An early learning team at Lewis-Arriola Elementary School participated in a Destination Imagination challenge, which prompted them to tell a story about a character who was experiencing a weather event for the first time. From left to right, the students are Deardra Neighbors, Lily Lewis, Logan Cressler and Leon Robertson. (Alison Robinson/Courtesy photo)
Two teams qualified for a regional competition in Denver next month

Four teams of students from Lewis-Arriola Elementary School headed to Durango on Saturday, March 1 to attend a regional creative challenge, and its two competitive teams won in their respective divisions.

The two other teams, though not technically competitive, had “fantastic performances,” said Alison Robinson, a fifth grade teacher at the school and liaison for such teams.

The challenge in Durango was part of something called Destination Imagination, which defines itself as a community that’s centered on student-led creativity. It offers this creative space, which it holds is “a system of learning that is at the root of innovation,” with a choice of challenges.

The challenge can be technical, scientific, improvisational, engineering, fine arts or service learning-based, and they’re global: There’s pre-K, kindergarten through high school and university-level students competing across 36 U.S. states, seven Canadian provinces and 24 countries.

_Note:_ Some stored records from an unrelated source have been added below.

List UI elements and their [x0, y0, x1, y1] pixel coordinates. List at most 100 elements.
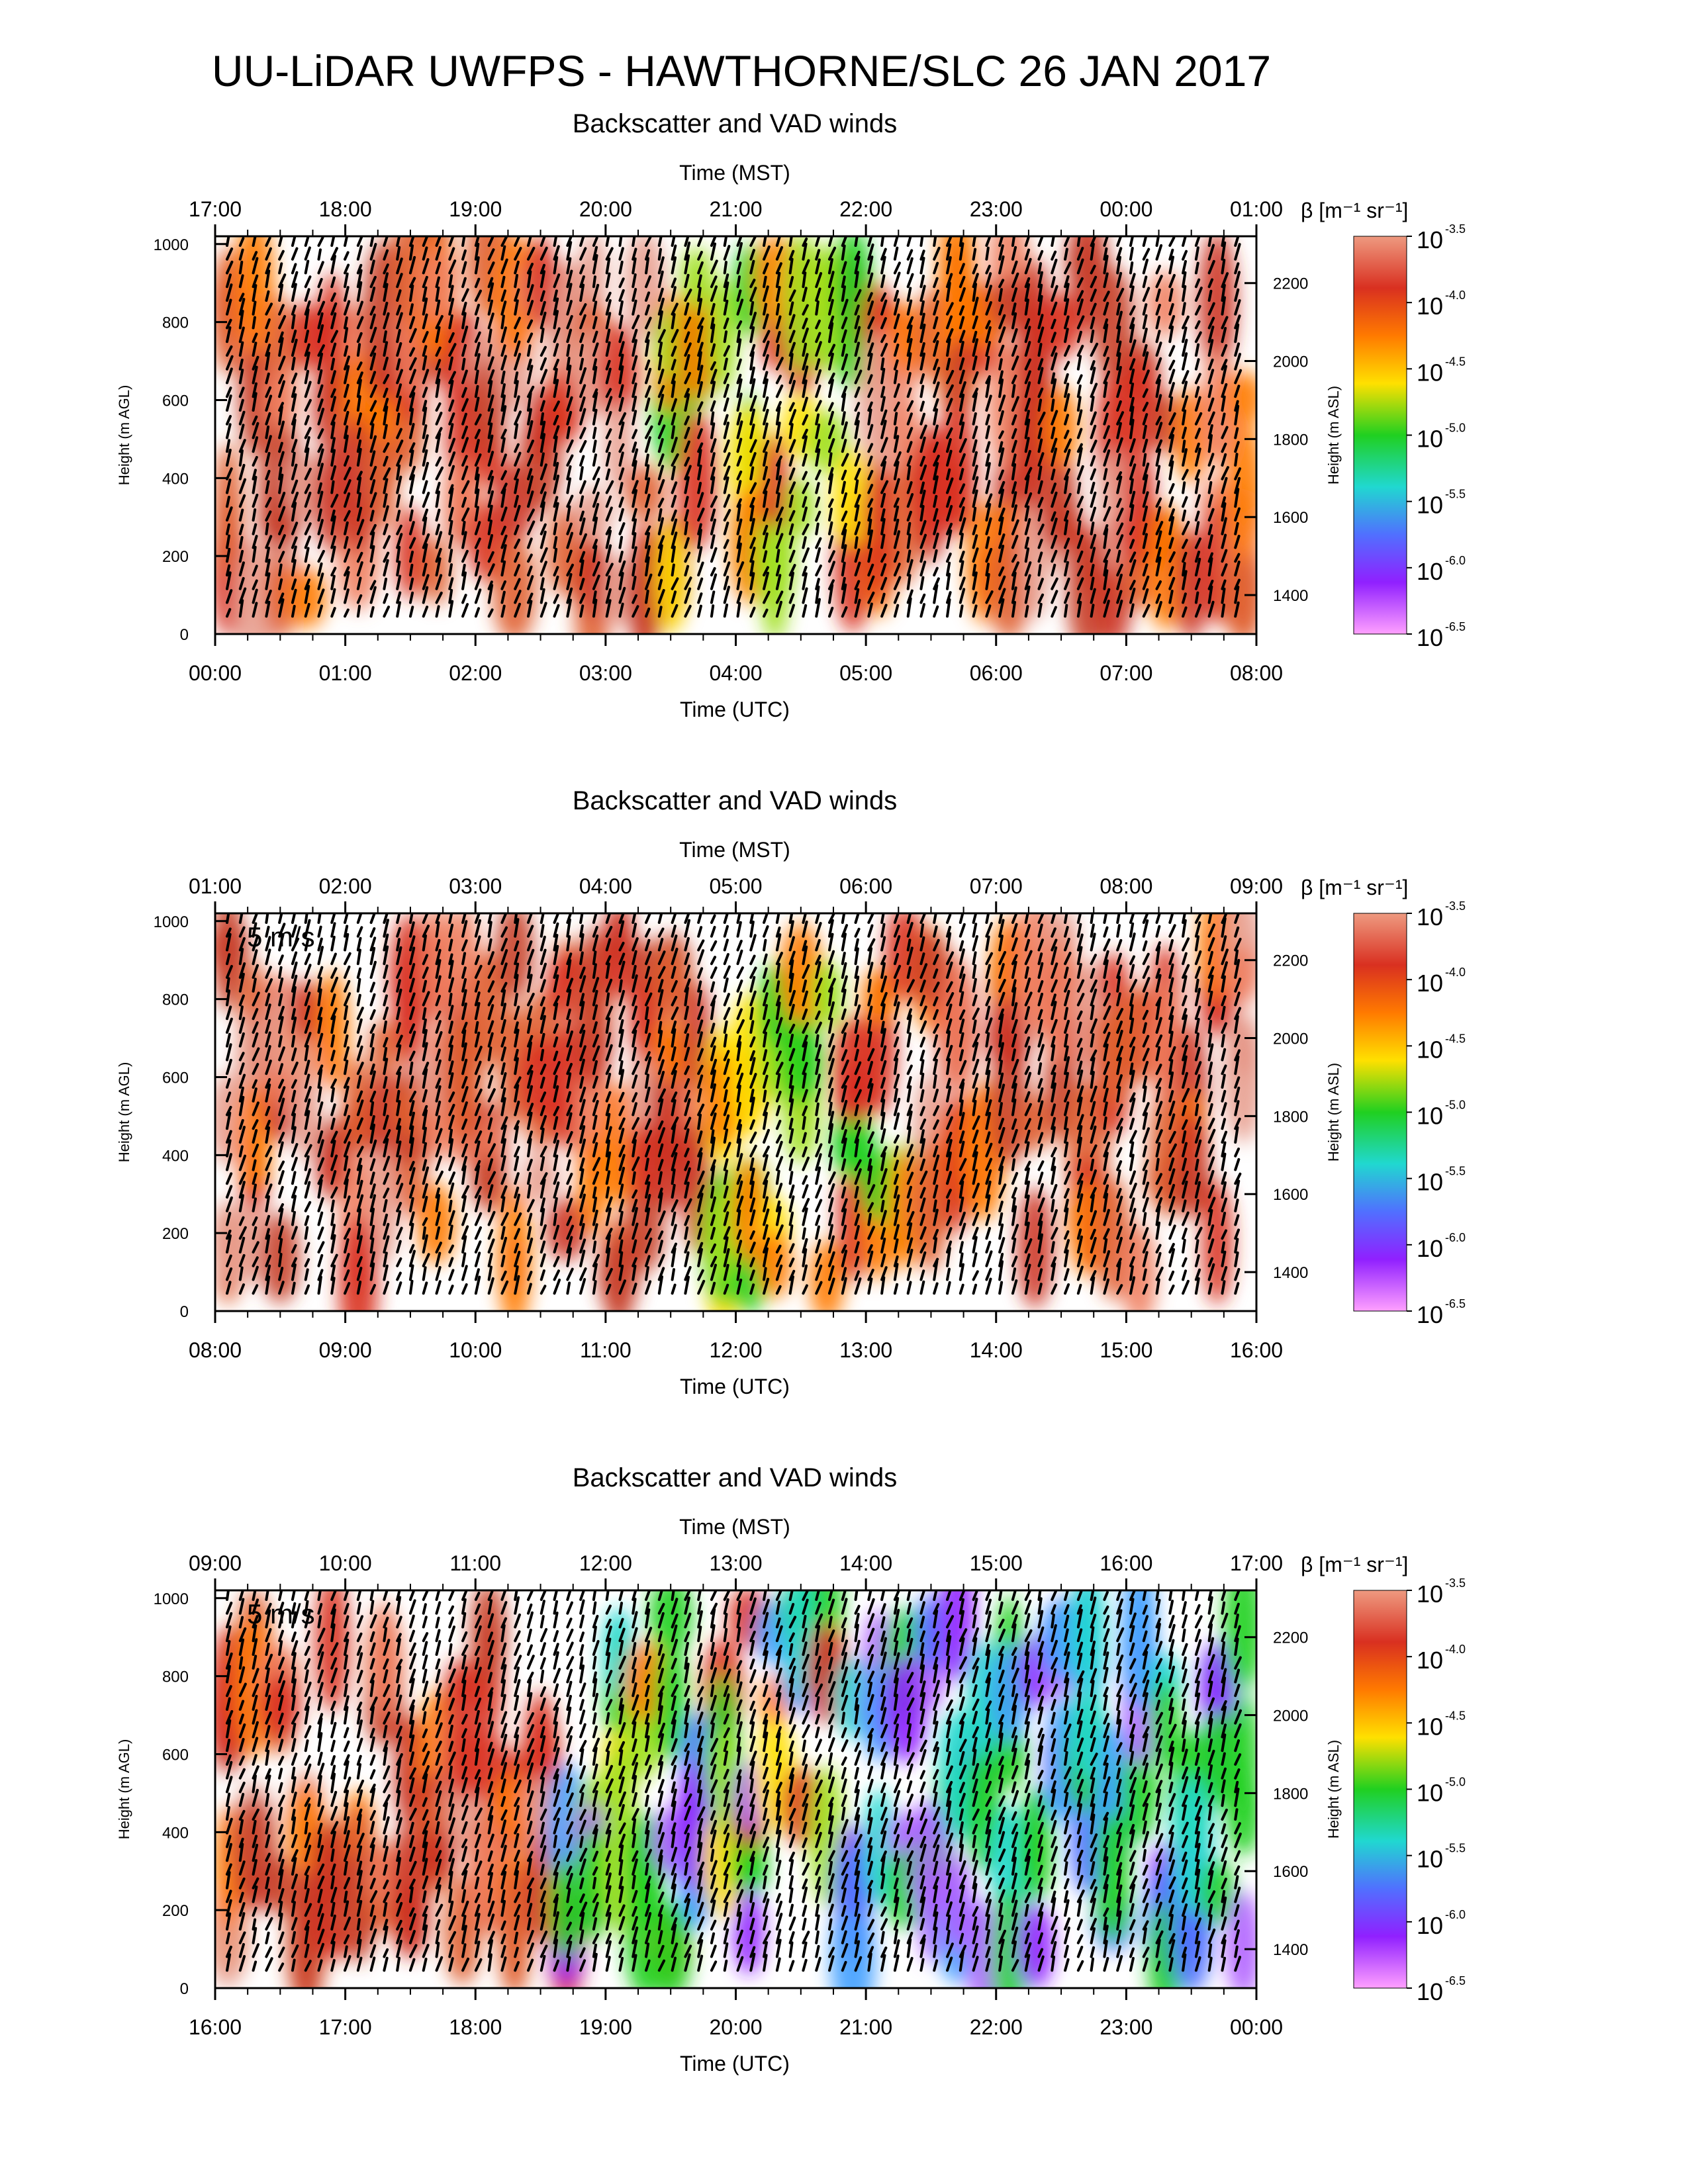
- wind-barb: [226, 1153, 232, 1171]
- wind-barb: [330, 396, 336, 412]
- wind-barb: [226, 1212, 232, 1226]
- backscatter-cell: [1017, 1187, 1054, 1308]
- wind-barb: [827, 1156, 833, 1171]
- wind-barb: [1011, 1118, 1017, 1130]
- wind-barb: [1234, 959, 1241, 979]
- wind-barb: [723, 509, 731, 522]
- wind-barb: [867, 300, 874, 316]
- wind-barb: [435, 326, 441, 343]
- wind-barb: [919, 1059, 925, 1075]
- wind-barb: [1221, 1250, 1227, 1267]
- wind-barb: [867, 602, 873, 618]
- wind-barb: [827, 561, 835, 576]
- wind-barb: [514, 951, 520, 966]
- wind-barb: [723, 273, 729, 289]
- wind-barb: [422, 1142, 428, 1158]
- wind-barb: [946, 561, 951, 576]
- wind-barb: [539, 482, 546, 494]
- wind-barb: [526, 284, 534, 302]
- wind-barb: [657, 1171, 663, 1185]
- wind-barb: [1182, 1199, 1187, 1212]
- wind-barb: [579, 1184, 586, 1199]
- wind-barb: [671, 1211, 677, 1226]
- wind-barb: [933, 340, 939, 357]
- wind-barb: [356, 1134, 363, 1144]
- wind-barb: [330, 1064, 336, 1075]
- wind-barb: [356, 1179, 363, 1199]
- wind-barb: [252, 436, 259, 453]
- wind-barb: [1037, 1283, 1043, 1295]
- wind-barb: [763, 571, 769, 590]
- wind-barb: [775, 533, 784, 549]
- wind-barb: [998, 314, 1006, 330]
- wind-barb: [605, 1103, 611, 1116]
- wind-barb: [487, 1265, 493, 1281]
- wind-barb: [500, 981, 508, 993]
- wind-barb: [959, 923, 966, 938]
- wind-barb: [369, 1224, 375, 1240]
- wind-barb: [238, 1017, 246, 1034]
- wind-barb: [1207, 411, 1215, 426]
- wind-barb: [1182, 426, 1187, 439]
- wind-barb: [226, 1139, 232, 1158]
- wind-barb: [723, 1089, 728, 1103]
- wind-barb: [919, 593, 926, 604]
- wind-barb: [592, 300, 598, 316]
- wind-barb: [1051, 398, 1055, 412]
- wind-barb: [592, 1223, 598, 1240]
- wind-barb: [317, 534, 324, 549]
- wind-barb: [645, 1056, 652, 1075]
- wind-barb: [605, 367, 612, 385]
- wind-barb: [618, 277, 625, 289]
- wind-barb: [291, 271, 299, 289]
- wind-barb: [827, 919, 834, 938]
- wind-barb: [763, 1196, 769, 1212]
- wind-barb: [946, 328, 954, 343]
- wind-barb: [893, 576, 902, 590]
- wind-barb: [1142, 575, 1150, 590]
- wind-barb: [788, 1211, 794, 1226]
- wind-barb: [933, 1047, 941, 1062]
- wind-barb: [893, 497, 900, 508]
- wind-barb: [1168, 1143, 1177, 1158]
- wind-barb: [1064, 361, 1070, 371]
- wind-barb: [906, 1111, 913, 1130]
- wind-barb: [605, 1113, 611, 1130]
- wind-barb: [763, 1019, 771, 1034]
- wind-barb: [788, 1171, 794, 1185]
- wind-barb: [605, 428, 612, 439]
- wind-barb: [645, 385, 651, 398]
- wind-barb: [514, 468, 520, 480]
- wind-barb: [1182, 952, 1188, 966]
- wind-barb: [697, 365, 704, 385]
- wind-barb: [827, 424, 835, 439]
- wind-barb: [1234, 342, 1241, 357]
- wind-barb: [632, 937, 639, 952]
- wind-barb: [344, 434, 349, 453]
- wind-barb: [422, 1183, 428, 1199]
- wind-barb: [226, 608, 232, 618]
- wind-barb: [1116, 976, 1121, 993]
- wind-barb: [1037, 593, 1045, 604]
- wind-barb: [448, 1072, 454, 1089]
- wind-barb: [344, 588, 350, 604]
- wind-barb: [919, 1106, 925, 1116]
- wind-barb: [238, 972, 245, 993]
- wind-barb: [474, 277, 481, 289]
- wind-barb: [605, 588, 612, 604]
- wind-barb: [408, 495, 414, 508]
- wind-barb: [1168, 1284, 1175, 1295]
- wind-barb: [553, 255, 559, 275]
- wind-barb: [500, 1173, 507, 1185]
- right-tick-label: 1600: [1273, 1186, 1308, 1204]
- wind-barb: [422, 461, 430, 480]
- wind-barb: [1064, 925, 1069, 938]
- wind-barb: [998, 1126, 1006, 1144]
- wind-barb: [723, 465, 731, 480]
- wind-barb: [514, 1193, 521, 1212]
- wind-barb: [736, 1035, 742, 1048]
- wind-barb: [736, 1265, 741, 1281]
- wind-barb: [1051, 1103, 1056, 1116]
- wind-barb: [592, 1142, 598, 1158]
- wind-barb: [946, 932, 952, 952]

“It’s a really empowering process,” Robinson said. “It teaches them critical thinking, problem-solving and how to collaborate with a team.”

It’s the second year the school has participated.

“There’s a need for creativity,” she said.

Plus, it’s a small school – with one class per grade level – so it’s “expanding their teamwork skills,” having first graders work with kindergartners, and vice versa, she said.

To prepare for regionals, the teams at Lewis met once a week for an hour and a half after school starting in December. They “were ready to go by March,” said Robinson.

The two competitive teams were made up of five to seven kids from kindergarten to fifth grade. One team chose the scientific challenge, which prompted students to “tell a story about a character who figures out they are not alone on a planet.”

The other team was improvisational, and challenged to “tell a story about a character traveling between two locations … who is trying to find something and a detour causes an unforeseen change in the plan.”

To tell the stories, they made costumes, developed characters and a plot.

“It’s neat to see kids come out of the woodwork,” Robinson said. “They have so many ideas and thoughts to share, and this is a creative space to do it.”

Since both teams won at regionals, they’re invited to compete at the state challenge in Denver next month, said Robinson.

One team is set to go, and they’re working on financing to send the other team. If they win in Denver, they could go to the global competition in May.

The two noncompetitive teams that participated were part of the Early Learning Challenge, which is reserved for preschool through second grade.

Their prompt was to “tell a story about a character who is learning about one kind of weather for the very first time.”

Robinson underscored the student-led approach to the whole challenge, and said that she and other parent counselors act as “guard rails,” and guard rails only.

“The creative process is important,” she said. “Destination Imagination does an amazing job of getting kids to take the reins, and the skills transfer into the classroom.”

At Lewis, there’s only an elementary program. All elementary-aged students are welcome to join, though they’re limited by how many parent volunteers they get. Robinson said that, as it stands, there’s a waiting list to get in.